Although we already wrote last year about avoiding blacklists, this is an important topic that requires revisiting. In this day-to-day growing digital world, the biggest fear an email marketer encounters is the fear of being blacklisted. Blacklists are becoming the worst nightmare to today’s generation of email marketers. No matter how efficiently you practice all precautions, there is a number of spam and other such problems that can reduce the impact of your email marketing.
Email blacklists are lists that use some criteria to determine if an IP address, domain or e-mailer is sending an email that can be considered spam. The worst problem with email blacklisting is that it can be created by anyone receiving or processing an e-mail.
Different types of email blacklists
- Public blacklists: Public blacklists are blacklists that can be started and published by anyone.

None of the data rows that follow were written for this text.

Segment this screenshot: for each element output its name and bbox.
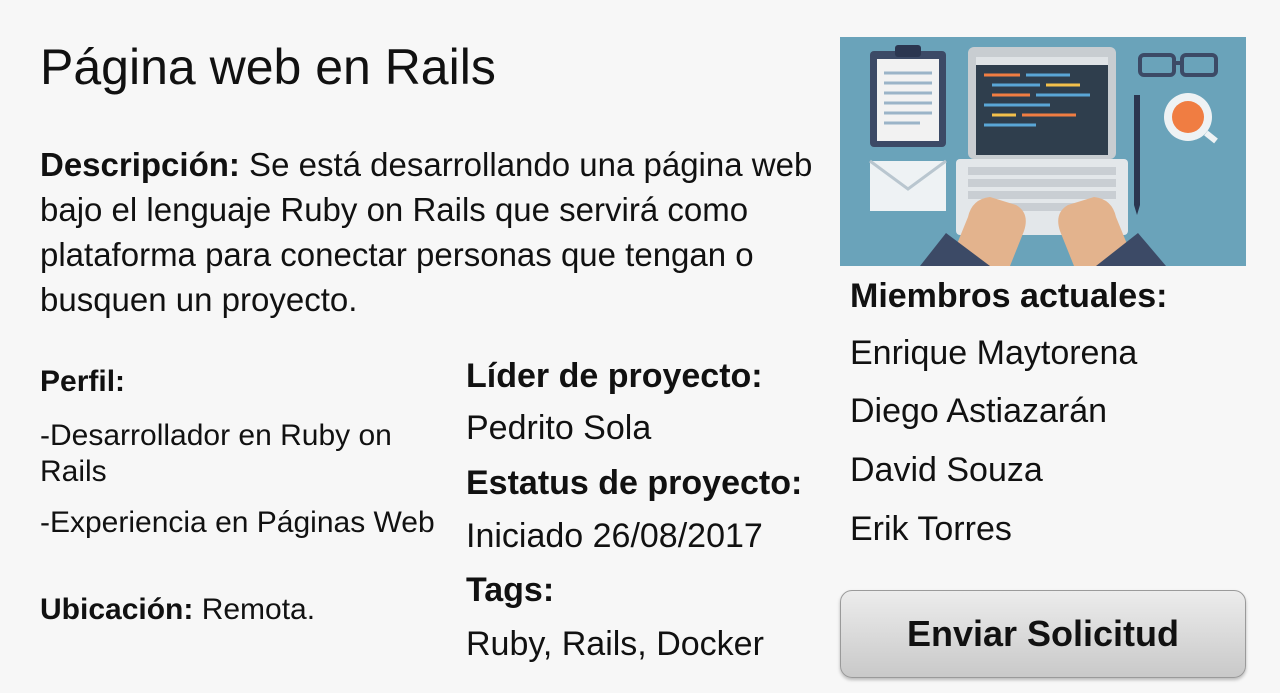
- location-label: Ubicación:: [40, 593, 194, 626]
- profile-item: -Desarrollador en Ruby on Rails: [40, 419, 392, 488]
- location: Ubicación: Remota.: [40, 592, 460, 628]
- profile-label: Perfil:: [40, 365, 126, 398]
- members-label: Miembros actuales:: [850, 277, 1168, 315]
- description-label: Descripción:: [40, 146, 240, 183]
- member-item: David Souza: [850, 451, 1043, 489]
- location-value: Remota.: [193, 593, 316, 626]
- leader-value: Pedrito Sola: [466, 409, 652, 447]
- developer-laptop-illustration-icon: [840, 37, 1246, 266]
- tags-label: Tags:: [466, 571, 555, 609]
- member-item: Diego Astiazarán: [850, 392, 1108, 430]
- status-label: Estatus de proyecto:: [466, 464, 803, 502]
- profile-item: -Experiencia en Páginas Web: [40, 506, 435, 539]
- tags-value: Ruby, Rails, Docker: [466, 625, 764, 663]
- member-item: Erik Torres: [850, 510, 1012, 548]
- description: Descripción: Se está desarrollando una p…: [40, 142, 830, 322]
- send-request-button[interactable]: Enviar Solicitud: [840, 590, 1246, 678]
- leader-label: Líder de proyecto:: [466, 357, 763, 395]
- status-value: Iniciado 26/08/2017: [466, 517, 763, 555]
- member-item: Enrique Maytorena: [850, 334, 1138, 372]
- page-title: Página web en Rails: [40, 39, 496, 95]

Hundreds of blacklists can be found today on the Internet.
- ISP Blacklists: Large ISPs who know some spammers and e-mailers blacklist them, creating their own blacklists.
- Server-side filters: Some anti-spam filters use their own set of criteria and guidelines to make their own blacklists.
- Client-side filters: Many software programs help users to shield themselves from different types of spam. These programs also provide the option to filter the incoming emails.
- Corporate blacklists: Many organizations customize the rules to filter their incoming emails through a server administrator. These internal blacklists are used to block suspected spammers and e-mailers.
Not getting notified on time makes email blacklists even more troublesome. Until you notice or investigate, you have no way of knowing that you are being blacklisted. There are a few steps that can help you identify whether you are hit by this problem or not.
Steps to identify blacklists
- Notice your open/clicks statistics by domain: A blacklist causes a decline in your overall open /click rates. Blacklisting problems are clearly visible on open/ click statistics rather than overall statistics.
- Check complaints from your recipients: If the recipients regularly complain of not receiving your emails, it can be a case of a blacklist. Ensure your customer service does not neglect such important complaints.
- Use blacklist research tools: There are various tools such as our blacklist API that can help you make sure whether your IP address is blacklisted or not.
- Check for security gaps: Make sure there are no loopholes or security gaps in your email system. It is best to have an email service provider for your company to track all these problems.
The above-mentioned points are the steps to identify problems, but there can be many more reasons for your email being blacklisted. And the reason for any email blacklist can be different from another.
Mentioned below are some of the reasons for email blacklists
- Spam complaints: Most emails are blacklisted because of recipients. Most spamming is due to internal or unintentional hitting the option of “This is spam”. Almost every email can be reported as spam no matter how many precautions you take to avoid it.
- If your bounce rate exceeds the acceptable: The increase in the bounce rate of your emails automatically makes you a blacklist candidate. There are some spam trap addresses on which any email is considered spam. If you continue sending emails to such trap addresses, you automatically get blacklisted.
- Due to bad IP reputation: There are several servers and IPs that have blacklisted IP addresses. If you use a blacklisted server or IP, you will also become blacklisted.
Now that we know all the aspects of email blacklists, the main question arises: what to do if we suffer the same problem? There are a few steps and measures that can help in reducing the impact and consequences of email blacklists.
How to face email blacklists?
- Check your IP address: Make sure that the IP address you use is not blacklisted. Ensure that your IP address is not blacklisted on any specific ISP.
- Contact your email service provider: If you use an ESP (email service provider), you can have a talk with them about the issue. Many ESPs have good bonds with major blacklists and ISPs and can help solve your problem quickly.
- Contact the ISP: If you send emails through a server instead of an email service provider, you need to directly contact the ISP about the issue.
So basically, it is clear that being blacklisted cannot be totally avoided; but its impacts and risks can be reduced to a large extent. However, these measures and steps can only let you check and monitor the risks of blacklists, not completely avoid it.
Now that you know everything about email blacklisting, you will definitely agree that it is important to keep an eye on it in order to maintain a good brand reputation. Although your email service provider will help you monitor this and make you aware of it, they cannot prevent ISPs from receiving negative responses from your recipients in your database. You should build an effective marketing strategy on the basis of the best email marketing practices to make sure you are not getting blacklisted in the future.